Öfke, ayrılıkla başa çıkmanın temel öğelerinden biridir.Fakat biz kadınlar öfkemizi pek dışa vurmayı beceremediğimizden ve buna alışık olmadığımızdan, içe dönük olarak yaşarız öfkemizi.Ve bu da hem ruhsal hem de bedensel olarak sağlığımızı kötü etkiler.Bu dönemde öfkenizi serbest bırakın ve bunu kalıcı bir zarar vermeyecek şekilde yapın.
Büyük olasılıkla bir süre boyunca, genelde ayrılığın ilk bir kaç günü hatta haftasında öfke duymayacaksınız.Bu çok normal.Yaşayacağınız evreleri düşündüğümüzde ilk olarak çok canı yanmış ve çökmüş olacaksınız; sonrasında bir süre kendinizi suçlamakla ve hatta erkek arkadaşınıza büyük ölçüde hak vermekle geçecek.Bu aşamadan sonra öfke devreye girdiğinde, artık bir şeyler yolunda gitmeye başlıyor diyebiliriz.






Kendinize bir defter alın."Ayrılık Günlüğü"...Bu tamamen özel bir defter olmalı.Öz eleştiriden kaçının.Aslında önemli olan ne yazdığınız değil, sadece bir şeyler yazmanız.Başlarda bu size yük gelebilir, zorlanabilirsiniz; fakat sizi dibe çeken, canınızı acıtan ve öfke dolu halinizi atlatmanıza büyük ölçüde katkı sağlayacaktır.Emin olun!

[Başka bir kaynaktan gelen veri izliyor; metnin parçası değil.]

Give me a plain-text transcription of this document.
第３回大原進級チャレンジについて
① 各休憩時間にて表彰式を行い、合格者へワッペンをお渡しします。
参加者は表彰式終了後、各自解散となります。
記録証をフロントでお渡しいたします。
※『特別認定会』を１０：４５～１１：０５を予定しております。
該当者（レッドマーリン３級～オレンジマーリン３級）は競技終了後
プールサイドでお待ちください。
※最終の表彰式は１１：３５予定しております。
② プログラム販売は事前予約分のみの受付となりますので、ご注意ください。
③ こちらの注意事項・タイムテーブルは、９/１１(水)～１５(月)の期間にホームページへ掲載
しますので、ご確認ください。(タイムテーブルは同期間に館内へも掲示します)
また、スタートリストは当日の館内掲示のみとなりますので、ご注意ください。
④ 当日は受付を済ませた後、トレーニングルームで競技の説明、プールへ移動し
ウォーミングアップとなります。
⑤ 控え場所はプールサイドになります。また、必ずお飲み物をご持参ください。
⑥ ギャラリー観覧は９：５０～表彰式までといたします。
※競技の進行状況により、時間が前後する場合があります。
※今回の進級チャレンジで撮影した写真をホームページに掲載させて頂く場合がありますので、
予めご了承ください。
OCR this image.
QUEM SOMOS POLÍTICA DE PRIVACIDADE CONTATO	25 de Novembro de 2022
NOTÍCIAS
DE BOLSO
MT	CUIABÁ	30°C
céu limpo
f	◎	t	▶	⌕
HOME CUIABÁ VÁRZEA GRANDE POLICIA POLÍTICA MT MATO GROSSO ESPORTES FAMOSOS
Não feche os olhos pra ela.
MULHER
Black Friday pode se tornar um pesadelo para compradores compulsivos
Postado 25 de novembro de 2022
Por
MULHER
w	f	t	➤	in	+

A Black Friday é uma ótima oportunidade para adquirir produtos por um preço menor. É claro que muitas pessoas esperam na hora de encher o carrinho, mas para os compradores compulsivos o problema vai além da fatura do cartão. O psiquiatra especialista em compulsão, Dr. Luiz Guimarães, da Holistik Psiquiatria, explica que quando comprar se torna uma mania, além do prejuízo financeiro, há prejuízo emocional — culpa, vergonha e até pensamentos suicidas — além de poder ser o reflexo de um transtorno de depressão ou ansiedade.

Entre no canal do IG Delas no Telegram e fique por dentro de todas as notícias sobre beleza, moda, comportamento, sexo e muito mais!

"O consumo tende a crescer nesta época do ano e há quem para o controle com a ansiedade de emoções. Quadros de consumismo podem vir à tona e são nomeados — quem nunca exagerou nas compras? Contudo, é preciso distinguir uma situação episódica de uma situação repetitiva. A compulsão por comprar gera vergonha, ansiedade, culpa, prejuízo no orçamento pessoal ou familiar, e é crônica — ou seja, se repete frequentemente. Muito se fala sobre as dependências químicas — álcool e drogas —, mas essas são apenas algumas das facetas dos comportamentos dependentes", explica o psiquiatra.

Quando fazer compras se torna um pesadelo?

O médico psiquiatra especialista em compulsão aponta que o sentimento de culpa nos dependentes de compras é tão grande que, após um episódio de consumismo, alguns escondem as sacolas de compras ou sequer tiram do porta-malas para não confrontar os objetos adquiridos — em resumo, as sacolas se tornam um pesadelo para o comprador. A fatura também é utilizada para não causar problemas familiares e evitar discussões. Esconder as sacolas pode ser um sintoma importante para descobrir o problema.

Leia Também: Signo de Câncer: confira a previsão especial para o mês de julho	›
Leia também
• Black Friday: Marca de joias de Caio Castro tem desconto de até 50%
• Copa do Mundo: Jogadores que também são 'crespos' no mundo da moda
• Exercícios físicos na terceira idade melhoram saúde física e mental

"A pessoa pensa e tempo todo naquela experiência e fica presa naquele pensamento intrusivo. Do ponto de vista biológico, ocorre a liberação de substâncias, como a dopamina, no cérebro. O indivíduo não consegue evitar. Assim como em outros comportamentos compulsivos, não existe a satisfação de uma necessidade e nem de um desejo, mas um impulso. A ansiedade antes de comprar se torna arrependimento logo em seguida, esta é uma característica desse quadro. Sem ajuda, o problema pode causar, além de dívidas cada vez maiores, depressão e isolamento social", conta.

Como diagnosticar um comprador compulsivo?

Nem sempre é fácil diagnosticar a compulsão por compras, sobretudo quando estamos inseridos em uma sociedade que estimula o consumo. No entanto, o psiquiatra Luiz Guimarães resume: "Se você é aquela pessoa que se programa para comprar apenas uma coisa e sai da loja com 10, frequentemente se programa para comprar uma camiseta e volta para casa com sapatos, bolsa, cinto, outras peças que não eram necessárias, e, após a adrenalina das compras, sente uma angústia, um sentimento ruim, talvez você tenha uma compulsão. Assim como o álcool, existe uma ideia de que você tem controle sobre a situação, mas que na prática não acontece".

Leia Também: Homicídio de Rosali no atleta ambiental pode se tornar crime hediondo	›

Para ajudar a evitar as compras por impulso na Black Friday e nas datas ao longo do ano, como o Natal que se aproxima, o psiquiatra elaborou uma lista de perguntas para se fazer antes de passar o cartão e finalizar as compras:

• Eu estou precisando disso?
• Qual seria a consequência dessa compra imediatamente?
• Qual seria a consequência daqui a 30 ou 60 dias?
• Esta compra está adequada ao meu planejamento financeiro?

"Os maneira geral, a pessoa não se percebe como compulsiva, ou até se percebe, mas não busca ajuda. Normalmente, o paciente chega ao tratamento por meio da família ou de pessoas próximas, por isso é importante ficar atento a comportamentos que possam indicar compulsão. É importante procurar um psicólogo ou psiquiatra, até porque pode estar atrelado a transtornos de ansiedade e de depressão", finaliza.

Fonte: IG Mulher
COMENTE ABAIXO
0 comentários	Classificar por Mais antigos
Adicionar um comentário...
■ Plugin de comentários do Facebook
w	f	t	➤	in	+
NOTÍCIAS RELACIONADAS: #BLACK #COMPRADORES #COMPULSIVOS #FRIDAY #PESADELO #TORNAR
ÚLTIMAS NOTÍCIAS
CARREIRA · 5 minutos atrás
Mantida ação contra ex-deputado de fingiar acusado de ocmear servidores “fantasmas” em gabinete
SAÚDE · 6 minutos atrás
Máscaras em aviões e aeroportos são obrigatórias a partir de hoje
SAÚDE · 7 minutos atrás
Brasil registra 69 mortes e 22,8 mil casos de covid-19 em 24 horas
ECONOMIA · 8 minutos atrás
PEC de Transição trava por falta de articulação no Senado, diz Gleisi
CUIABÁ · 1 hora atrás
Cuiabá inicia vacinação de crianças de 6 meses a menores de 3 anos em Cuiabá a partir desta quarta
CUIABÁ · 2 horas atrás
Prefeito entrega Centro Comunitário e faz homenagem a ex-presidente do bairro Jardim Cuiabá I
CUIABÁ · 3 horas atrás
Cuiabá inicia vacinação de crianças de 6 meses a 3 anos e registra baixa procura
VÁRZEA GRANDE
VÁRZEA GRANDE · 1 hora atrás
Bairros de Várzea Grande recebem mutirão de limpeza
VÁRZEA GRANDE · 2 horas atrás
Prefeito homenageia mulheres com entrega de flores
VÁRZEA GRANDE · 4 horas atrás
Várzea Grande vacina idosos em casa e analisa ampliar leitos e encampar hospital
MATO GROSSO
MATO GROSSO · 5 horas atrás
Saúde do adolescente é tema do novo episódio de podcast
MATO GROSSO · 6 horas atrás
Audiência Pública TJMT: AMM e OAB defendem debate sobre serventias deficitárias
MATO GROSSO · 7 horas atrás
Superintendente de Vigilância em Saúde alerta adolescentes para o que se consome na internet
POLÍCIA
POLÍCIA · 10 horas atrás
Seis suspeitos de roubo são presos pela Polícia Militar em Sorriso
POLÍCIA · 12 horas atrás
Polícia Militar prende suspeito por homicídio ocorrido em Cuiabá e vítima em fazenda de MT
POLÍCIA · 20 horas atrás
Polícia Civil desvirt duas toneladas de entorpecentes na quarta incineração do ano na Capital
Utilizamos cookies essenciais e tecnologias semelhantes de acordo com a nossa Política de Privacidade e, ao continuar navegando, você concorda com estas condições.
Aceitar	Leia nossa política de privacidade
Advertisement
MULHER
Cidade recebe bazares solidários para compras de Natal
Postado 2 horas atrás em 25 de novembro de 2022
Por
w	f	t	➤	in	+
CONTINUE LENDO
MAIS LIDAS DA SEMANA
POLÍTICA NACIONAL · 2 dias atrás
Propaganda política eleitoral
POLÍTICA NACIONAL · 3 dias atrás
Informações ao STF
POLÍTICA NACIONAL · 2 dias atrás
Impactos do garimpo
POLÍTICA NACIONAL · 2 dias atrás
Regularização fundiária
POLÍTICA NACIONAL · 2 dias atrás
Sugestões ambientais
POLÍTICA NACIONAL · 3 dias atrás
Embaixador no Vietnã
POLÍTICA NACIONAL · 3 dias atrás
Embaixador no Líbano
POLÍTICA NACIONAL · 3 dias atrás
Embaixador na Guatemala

Bir süre sonra sadece ve sadece hissettiğiniz duygu, yalnızlık olacaktır.Herkesin zaman zaman yalnızlık hissedebileceğini de unutmayın.Eski sevgilinizle aynı evi paylaşıyor ya da çokça vakit geçiriyordunuz; şimdi ise tek başınıza kendinizi biraz güçsüz hissedebilirsiniz.Yaşamınızı kısa zamanda değiştirmeyi başarmış olsanız bile, bu durumun duygularınız üzerinde yarattığı şokun etkileri sürecektir.
Yalnızlığın yeni bir durum olduğu bu dönemlerde yapılacak en iyi şey, ufak adımlarla ilerlemektir."Her şeyi yoluna soktum artık" diye tek başınıza vakit geçirmeye zorlamayın kendinizi, buna hiç gerek yok.
Zamanla hayata dönmeye başladığınız evrelerde ise, eski sevgilinizle sıklıkla gittiğiniz "sizin" mekanların, artık eskisi kadar "size ait" olmadığını fark edeceksiniz.
Ayrılıkla ve atlatma süreciyle birlikte hayatınız adına bir çok şey öğrendiğinizi umuyorum.Güçlü bir şekilde sevebilme ve ağır çöküntülere, acıyan canınıza katlanabilme, üstesinden gelme başarısını gösterdiğinizi hissedebilirsiniz.
Umarım bir gün, bir yerlerde sizi bekleyen "aşk" kapınızı çalar ve dolu dolu yaşayıp duygularınızı en içten şekilde paylaşabilirsiniz.